- Chairman: Hau Chi-keung
- Vice-Chairman: Leung Fuk-yuen
- Founded: 25 April 2016 (Originally)
- Ideology: Conservatism
- Political position: Centre-right
- Regional affiliation: Pro-Beijing camp
- Colours: Red

= New Progressive Alliance =

New Progressive Alliance (NPA) is a proposed conservative political party led by New Territories rural leaders Hau Chi-keung and Leung Fuk-yuen planned to establish on 25 April 2016. However, the plan was shelved due to not gaining approval from the Companies Registry. It is led by Hau Chi-keung, an ex officio member of the Heung Yee Kuk and chairman of the Sheung Shui Rural Committee.

==Background==
The Heung Yee Kuk, a government-recognised advisory body representing the interests of indigenous villagers had been a powerful pro-Beijing organ playing a key role in mobilising villagers to support pro-government candidates. However governed by the Heung Yee Kuk Ordinance, it cannot itself transform into a political party.
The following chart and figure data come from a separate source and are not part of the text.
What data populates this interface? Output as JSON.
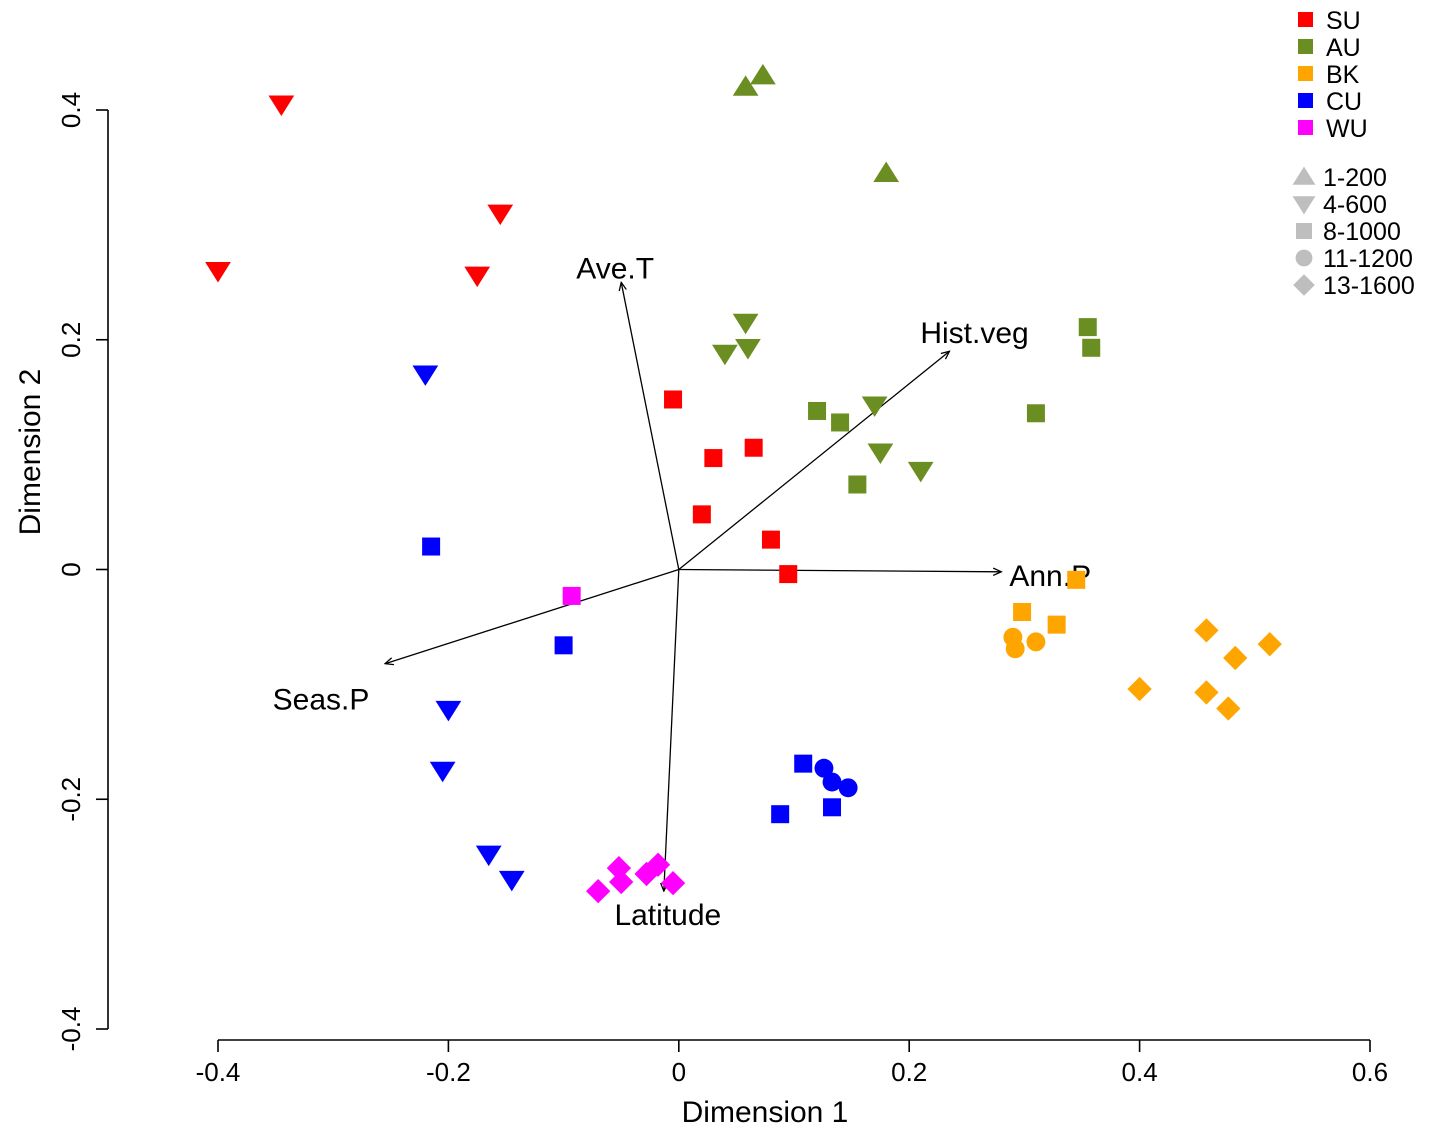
{
  "chart_data": {
    "type": "scatter",
    "xlabel": "Dimension 1",
    "ylabel": "Dimension 2",
    "xlim": [
      -0.4,
      0.6
    ],
    "ylim": [
      -0.4,
      0.4
    ],
    "x_ticks": [
      -0.4,
      -0.2,
      0,
      0.2,
      0.4,
      0.6
    ],
    "y_ticks": [
      -0.4,
      -0.2,
      0,
      0.2,
      0.4
    ],
    "x_tick_labels": [
      "-0.4",
      "-0.2",
      "0",
      "0.2",
      "0.4",
      "0.6"
    ],
    "y_tick_labels": [
      "-0.4",
      "-0.2",
      "0",
      "0.2",
      "0.4"
    ],
    "grid": false,
    "legend_position": "top-right",
    "group_legend": [
      {
        "label": "SU",
        "color": "#ff0000"
      },
      {
        "label": "AU",
        "color": "#6b8e23"
      },
      {
        "label": "BK",
        "color": "#ffa500"
      },
      {
        "label": "CU",
        "color": "#0000ff"
      },
      {
        "label": "WU",
        "color": "#ff00ff"
      }
    ],
    "shape_legend": [
      {
        "label": "1-200",
        "shape": "triangle-up",
        "color": "#bebebe"
      },
      {
        "label": "4-600",
        "shape": "triangle-down",
        "color": "#bebebe"
      },
      {
        "label": "8-1000",
        "shape": "square",
        "color": "#bebebe"
      },
      {
        "label": "11-1200",
        "shape": "circle",
        "color": "#bebebe"
      },
      {
        "label": "13-1600",
        "shape": "diamond",
        "color": "#bebebe"
      }
    ],
    "vectors": [
      {
        "label": "Ave.T",
        "x": -0.05,
        "y": 0.25
      },
      {
        "label": "Hist.veg",
        "x": 0.235,
        "y": 0.19
      },
      {
        "label": "Ann.P",
        "x": 0.28,
        "y": -0.002
      },
      {
        "label": "Seas.P",
        "x": -0.255,
        "y": -0.082
      },
      {
        "label": "Latitude",
        "x": -0.013,
        "y": -0.28
      }
    ],
    "series": [
      {
        "name": "SU",
        "points": [
          {
            "x": -0.345,
            "y": 0.405,
            "shape": "triangle-down"
          },
          {
            "x": -0.4,
            "y": 0.26,
            "shape": "triangle-down"
          },
          {
            "x": -0.155,
            "y": 0.31,
            "shape": "triangle-down"
          },
          {
            "x": -0.175,
            "y": 0.256,
            "shape": "triangle-down"
          },
          {
            "x": -0.005,
            "y": 0.148,
            "shape": "square"
          },
          {
            "x": 0.065,
            "y": 0.106,
            "shape": "square"
          },
          {
            "x": 0.03,
            "y": 0.097,
            "shape": "square"
          },
          {
            "x": 0.02,
            "y": 0.048,
            "shape": "square"
          },
          {
            "x": 0.08,
            "y": 0.026,
            "shape": "square"
          },
          {
            "x": 0.095,
            "y": -0.004,
            "shape": "square"
          }
        ]
      },
      {
        "name": "AU",
        "points": [
          {
            "x": 0.058,
            "y": 0.42,
            "shape": "triangle-up"
          },
          {
            "x": 0.073,
            "y": 0.43,
            "shape": "triangle-up"
          },
          {
            "x": 0.18,
            "y": 0.345,
            "shape": "triangle-up"
          },
          {
            "x": 0.058,
            "y": 0.215,
            "shape": "triangle-down"
          },
          {
            "x": 0.04,
            "y": 0.188,
            "shape": "triangle-down"
          },
          {
            "x": 0.06,
            "y": 0.193,
            "shape": "triangle-down"
          },
          {
            "x": 0.17,
            "y": 0.143,
            "shape": "triangle-down"
          },
          {
            "x": 0.175,
            "y": 0.102,
            "shape": "triangle-down"
          },
          {
            "x": 0.21,
            "y": 0.086,
            "shape": "triangle-down"
          },
          {
            "x": 0.12,
            "y": 0.138,
            "shape": "square"
          },
          {
            "x": 0.14,
            "y": 0.128,
            "shape": "square"
          },
          {
            "x": 0.155,
            "y": 0.074,
            "shape": "square"
          },
          {
            "x": 0.355,
            "y": 0.211,
            "shape": "square"
          },
          {
            "x": 0.358,
            "y": 0.193,
            "shape": "square"
          },
          {
            "x": 0.31,
            "y": 0.136,
            "shape": "square"
          }
        ]
      },
      {
        "name": "BK",
        "points": [
          {
            "x": 0.345,
            "y": -0.009,
            "shape": "square"
          },
          {
            "x": 0.298,
            "y": -0.037,
            "shape": "square"
          },
          {
            "x": 0.328,
            "y": -0.048,
            "shape": "square"
          },
          {
            "x": 0.29,
            "y": -0.059,
            "shape": "circle"
          },
          {
            "x": 0.292,
            "y": -0.069,
            "shape": "circle"
          },
          {
            "x": 0.31,
            "y": -0.063,
            "shape": "circle"
          },
          {
            "x": 0.458,
            "y": -0.053,
            "shape": "diamond"
          },
          {
            "x": 0.513,
            "y": -0.065,
            "shape": "diamond"
          },
          {
            "x": 0.483,
            "y": -0.077,
            "shape": "diamond"
          },
          {
            "x": 0.4,
            "y": -0.104,
            "shape": "diamond"
          },
          {
            "x": 0.458,
            "y": -0.107,
            "shape": "diamond"
          },
          {
            "x": 0.477,
            "y": -0.121,
            "shape": "diamond"
          }
        ]
      },
      {
        "name": "CU",
        "points": [
          {
            "x": -0.22,
            "y": 0.17,
            "shape": "triangle-down"
          },
          {
            "x": -0.2,
            "y": -0.122,
            "shape": "triangle-down"
          },
          {
            "x": -0.205,
            "y": -0.175,
            "shape": "triangle-down"
          },
          {
            "x": -0.165,
            "y": -0.248,
            "shape": "triangle-down"
          },
          {
            "x": -0.145,
            "y": -0.27,
            "shape": "triangle-down"
          },
          {
            "x": -0.215,
            "y": 0.02,
            "shape": "square"
          },
          {
            "x": -0.1,
            "y": -0.066,
            "shape": "square"
          },
          {
            "x": 0.108,
            "y": -0.169,
            "shape": "square"
          },
          {
            "x": 0.088,
            "y": -0.213,
            "shape": "square"
          },
          {
            "x": 0.133,
            "y": -0.207,
            "shape": "square"
          },
          {
            "x": 0.126,
            "y": -0.173,
            "shape": "circle"
          },
          {
            "x": 0.133,
            "y": -0.185,
            "shape": "circle"
          },
          {
            "x": 0.147,
            "y": -0.19,
            "shape": "circle"
          }
        ]
      },
      {
        "name": "WU",
        "points": [
          {
            "x": -0.093,
            "y": -0.023,
            "shape": "square"
          },
          {
            "x": -0.07,
            "y": -0.28,
            "shape": "diamond"
          },
          {
            "x": -0.052,
            "y": -0.26,
            "shape": "diamond"
          },
          {
            "x": -0.05,
            "y": -0.272,
            "shape": "diamond"
          },
          {
            "x": -0.028,
            "y": -0.265,
            "shape": "diamond"
          },
          {
            "x": -0.018,
            "y": -0.257,
            "shape": "diamond"
          },
          {
            "x": -0.005,
            "y": -0.273,
            "shape": "diamond"
          }
        ]
      }
    ]
  }
}
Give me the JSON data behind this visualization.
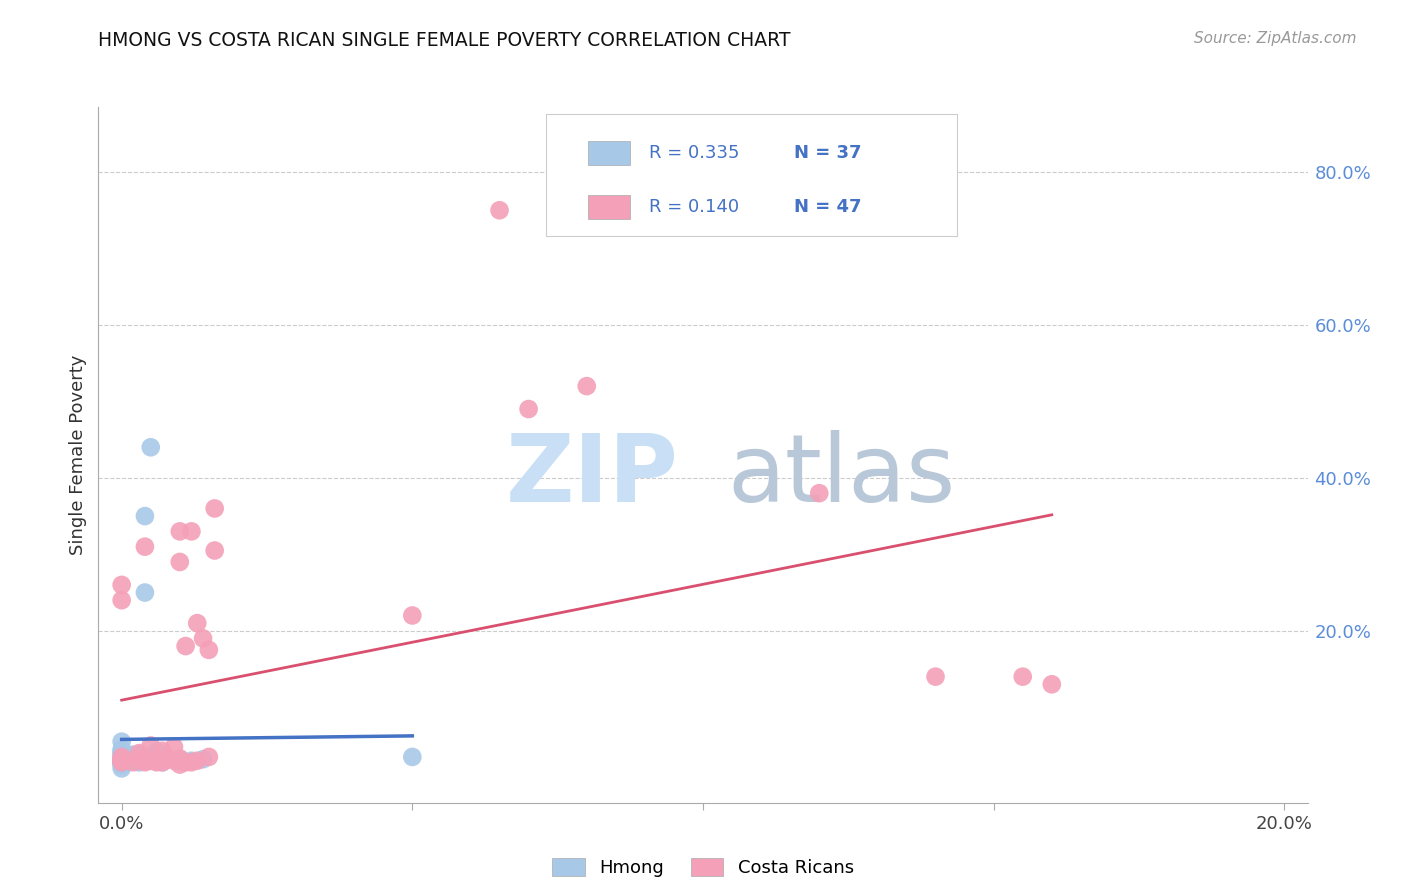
{
  "title": "HMONG VS COSTA RICAN SINGLE FEMALE POVERTY CORRELATION CHART",
  "source": "Source: ZipAtlas.com",
  "ylabel": "Single Female Poverty",
  "hmong_R": 0.335,
  "hmong_N": 37,
  "cr_R": 0.14,
  "cr_N": 47,
  "hmong_color": "#a8c8e8",
  "cr_color": "#f4a0b8",
  "hmong_line_color": "#4472c4",
  "cr_line_color": "#d94f6e",
  "rn_color": "#4472c4",
  "hmong_points_x": [
    0.0,
    0.0,
    0.0,
    0.0,
    0.0,
    0.0,
    0.0,
    0.0,
    0.0,
    0.0,
    0.0,
    0.0,
    0.0,
    0.0,
    0.0,
    0.001,
    0.001,
    0.001,
    0.001,
    0.002,
    0.002,
    0.003,
    0.003,
    0.003,
    0.004,
    0.004,
    0.005,
    0.005,
    0.005,
    0.006,
    0.006,
    0.007,
    0.01,
    0.01,
    0.012,
    0.014,
    0.05
  ],
  "hmong_points_y": [
    0.02,
    0.025,
    0.026,
    0.027,
    0.028,
    0.03,
    0.03,
    0.03,
    0.032,
    0.035,
    0.038,
    0.04,
    0.042,
    0.045,
    0.055,
    0.028,
    0.03,
    0.03,
    0.038,
    0.03,
    0.038,
    0.028,
    0.03,
    0.038,
    0.25,
    0.35,
    0.03,
    0.035,
    0.44,
    0.03,
    0.042,
    0.028,
    0.03,
    0.032,
    0.03,
    0.032,
    0.035
  ],
  "cr_points_x": [
    0.0,
    0.0,
    0.0,
    0.0,
    0.0,
    0.0,
    0.0,
    0.0,
    0.002,
    0.003,
    0.003,
    0.004,
    0.004,
    0.004,
    0.005,
    0.005,
    0.006,
    0.006,
    0.006,
    0.007,
    0.007,
    0.008,
    0.009,
    0.009,
    0.01,
    0.01,
    0.01,
    0.01,
    0.011,
    0.011,
    0.012,
    0.012,
    0.013,
    0.013,
    0.014,
    0.015,
    0.015,
    0.016,
    0.016,
    0.05,
    0.065,
    0.07,
    0.08,
    0.12,
    0.14,
    0.155,
    0.16
  ],
  "cr_points_y": [
    0.028,
    0.03,
    0.03,
    0.03,
    0.032,
    0.035,
    0.24,
    0.26,
    0.028,
    0.033,
    0.04,
    0.028,
    0.03,
    0.31,
    0.03,
    0.05,
    0.028,
    0.03,
    0.033,
    0.028,
    0.043,
    0.033,
    0.03,
    0.048,
    0.025,
    0.033,
    0.29,
    0.33,
    0.028,
    0.18,
    0.028,
    0.33,
    0.03,
    0.21,
    0.19,
    0.035,
    0.175,
    0.305,
    0.36,
    0.22,
    0.75,
    0.49,
    0.52,
    0.38,
    0.14,
    0.14,
    0.13
  ],
  "xlim": [
    -0.004,
    0.204
  ],
  "ylim": [
    -0.025,
    0.885
  ],
  "y_ticks_right": [
    0.2,
    0.4,
    0.6,
    0.8
  ],
  "x_ticks": [
    0.0,
    0.05,
    0.1,
    0.15,
    0.2
  ],
  "x_tick_labels": [
    "0.0%",
    "",
    "",
    "",
    "20.0%"
  ],
  "y_right_labels": [
    "20.0%",
    "40.0%",
    "60.0%",
    "80.0%"
  ],
  "background_color": "#ffffff",
  "grid_color": "#cccccc",
  "watermark_zip_color": "#c8dff5",
  "watermark_atlas_color": "#b8c8d8"
}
In the early 2010s, tensions between the Kuk and the government erupted over the Small House Policy and town planning issues that restrict village development, including the landfill development in Tuen Mun. The rural leaders also grew dissatisfied with their pro-Beijing allies, with some asserting that they had not always spoken up for their villagers’ interests.

Since late 2015, Bowie Hau Chi-keung, an ex officio member of the Heung Yee Kuk and chairman of the Sheung Shui Rural Committee had planned of setting up a new party for the indigenous interests. The name of the proposed party was originally called New Territories Progressive Alliance, but was later changed to New Progressive Alliance in order to target the territory-wide constituents. The idea of establishing the party met opposition from 15 of the 27 rural committees led by Sha Tin Rural Committee chairman Mok Kam-kwai and mainly from the outlying islands and southern New Territories, who worried about the new party trying to hijack the Heung Yee Kuk.